Где-то совсем рядом дрогнул огонь. Одна из лампад померкла, зато другая, дальше по кругу, вспыхнула ярче. За ней отозвалась следующая. Свет не исчезал, а перемещался по храму, постепенно открывая то, что прежде скрывалось за краем зрения.
Маринеску опустил глаза и только тогда понял, что под ногами не деревянный пол палаты, а гладкий чёрный камень, местами покрытый тонким слоем воды. Она лежала в низких углублениях пола, в узких каналах между плитами, у подножия алтаря. В каждом её тёмном зеркале отдельно горела лампада, и потому невозможно было решить, где находится настоящий огонь — над его головой или в глубине под ногами.
Храм не производил впечатления места, которое удалось найти. Он производил впечатление места, которое всё это время ждало именно их.
Храм просыпался без торопливости. Гул не стихал и напоминал низкое внутреннее дыхание пространства, будто огромная грудная клетка медленно расширялась вокруг них.

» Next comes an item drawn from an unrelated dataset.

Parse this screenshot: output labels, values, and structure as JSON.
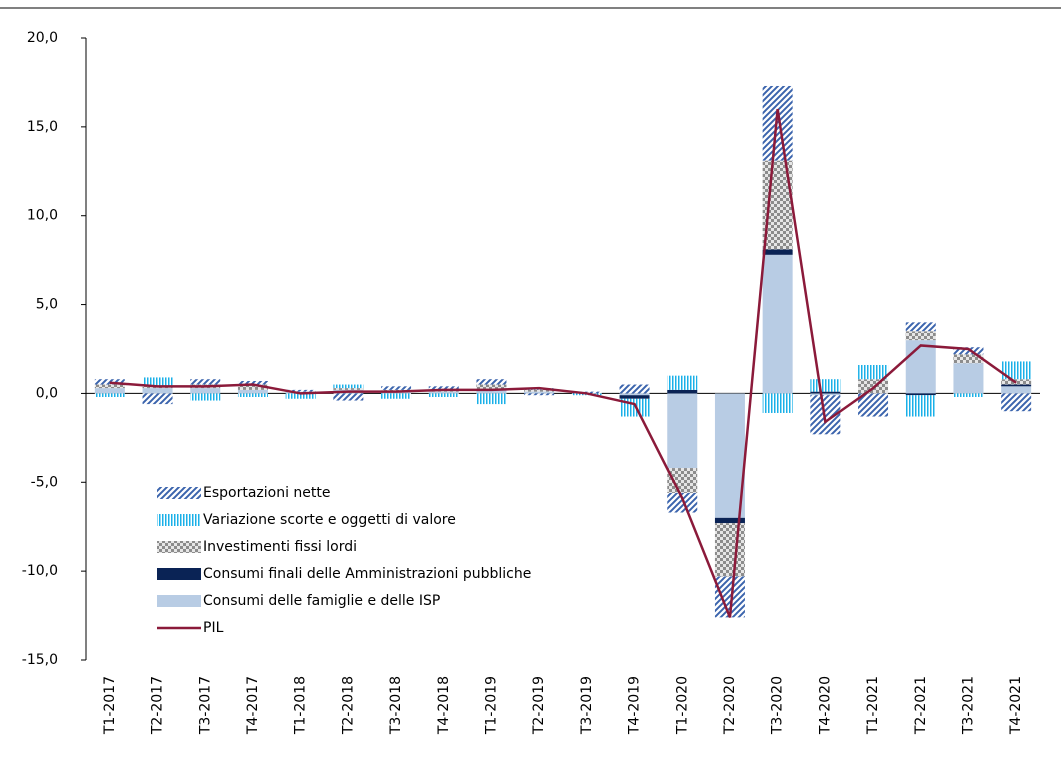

Маринеску хотел сделать шаг назад, но не смог. Вся его привычная способность распоряжаться телом стала неуместной. В клинике он знал, где стоит, зачем находится, что должен сделать. Здесь ни одно из этих знаний не исчезло, но стало слишком маленьким, как становятся маленькими городские часы под ночным небом.
Он посмотрел на Элис.
Кровать тоже изменилась. Или, точнее, перестала быть кроватью. На её месте стояло низкое каменное ложе, покрытое светлой тканью, влажной по краям. Элис лежала на нём так тихо, будто сон наконец добрался до самой своей глубины и уже не требовал от тела движения. Ночная рубашка сменилась длинным тонким одеянием цвета молока, в которое попала лунная пыль. Ткань мягко обрисовывала плечи, руки, изгиб коленей, но не обнажала, а скорее возвращала телу какую-то древнюю ясность. Её волосы рассыпались по камню тёмной тяжёлой волной; с кончиков всё ещё стекала вода, но теперь капли падали без звука, растекались по каменному полу, словно возвращались туда, откуда были взяты.